Besonders überraschend ist in dieser Studie das Ergebnis bezüglich der bevorzugten Handymodelle der US-Amerikaner und Europäer. Die US-Amerikaner bevorzugen für die mobile Internetnutzung das Motorola RAZR/RAZR 2 mit einem Marktanteil von fast 10 %. Dieses Fabrikat liegt unangefochten vor dem IPhone mit 4 % Marktanteil auf dem ersten Platz, gefolgt von 2 Blackberrie Produkten mit jeweils 2 % Anteil. In Europa dagegen überrascht das Ergebnis nur wenig. Die Europäer lieben anscheinend Nokia. Der Liebling der Nutzer des mobilen Internet ist das N95 mit 5 % gefolgt vom N70 mit 4 %. Auf den Plätzen folgen dann das Motorola RAZAR/RAZAR 2 und das Sony Ericsson K800i.

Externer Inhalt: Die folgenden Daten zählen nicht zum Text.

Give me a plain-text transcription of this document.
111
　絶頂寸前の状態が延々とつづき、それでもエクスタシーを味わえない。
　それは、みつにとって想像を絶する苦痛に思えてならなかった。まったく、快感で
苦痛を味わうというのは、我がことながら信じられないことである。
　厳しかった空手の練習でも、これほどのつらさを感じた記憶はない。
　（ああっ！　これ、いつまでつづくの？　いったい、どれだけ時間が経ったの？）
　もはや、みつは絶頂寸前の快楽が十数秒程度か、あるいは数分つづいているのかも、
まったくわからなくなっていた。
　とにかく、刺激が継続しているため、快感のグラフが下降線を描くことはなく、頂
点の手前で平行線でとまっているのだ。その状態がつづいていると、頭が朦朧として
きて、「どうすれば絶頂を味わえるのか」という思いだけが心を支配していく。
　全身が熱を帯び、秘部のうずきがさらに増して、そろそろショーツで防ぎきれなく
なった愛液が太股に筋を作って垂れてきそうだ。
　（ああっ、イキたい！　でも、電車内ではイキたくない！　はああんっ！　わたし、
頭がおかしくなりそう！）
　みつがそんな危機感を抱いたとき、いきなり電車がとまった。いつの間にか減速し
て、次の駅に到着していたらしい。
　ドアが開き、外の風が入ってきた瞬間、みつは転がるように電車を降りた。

Diese Zahlen sollten Marketer eigentlich aufhorchen lassen. Bei den Wachstumsraten die das mobile Internet in den USA auf die Straße bringt, sollten sich Marketingstrategen ernsthaft mit dem Thema mobiles Marketing auseinandersetzen. Dabei kann es sich aber nicht bloß um das Verschicken von Massen-Kurzmitteilung gehen, vielmehr müssen Methoden entwickelt werden, die den Nutzern einen klaren Mehrwert vermitteln und dabei noch auf ein Handydisplay passen. Wie wäre es denn zum Beispiel mit virtuellen Coupons, die man auf seinem Display dargestellt, in Modehäusern, Kaufhäusern einlösen kann? Die technische Umsetzbarkeit sollte mit speziellen Einlesegeräten, wie sie auch von der Deutschen Bahn genutzt werden, kein größeres Problem sein.

Grundsätzlich ist der Erfolg von Marketing über das Handy an eine Vorraussetzung gebunden. Die Kosten für den Endverbraucher in Bezug auf die mobile Breitbandnutzung müssen drastisch sinken. Der Erfolg des mobilen Internets in den USA ist klar auf den Umstand zurückzuführen, dass dort die mobile Internetnutzung nur ein Bruchteil von den Preisen in Europa kostet.

Eine Frage die ich mir beim Lesen dieser Studie gestellt habe: Wo ist denn bitte Japan? Wieso lässt Nielsen Japan außen vor? Dabei ist Japan einer der interessantesten Märkte in diesem Bereich. Der japanische und südkoreanische Markt sind in diesem Sektor State of the Art. Nach einer Studie von Capgemini aus dem Jahr 2007 waren bereits zu diesem Zeitpunkt 55 % der Handynutzer in Japan aktiv im mobilen Web. In Japan wurden bereits im Jahr 2003 flächendeckend Flatrates für mobiles Breitbandinternet angeboten, ähnlich verhält es sich für Südkorea.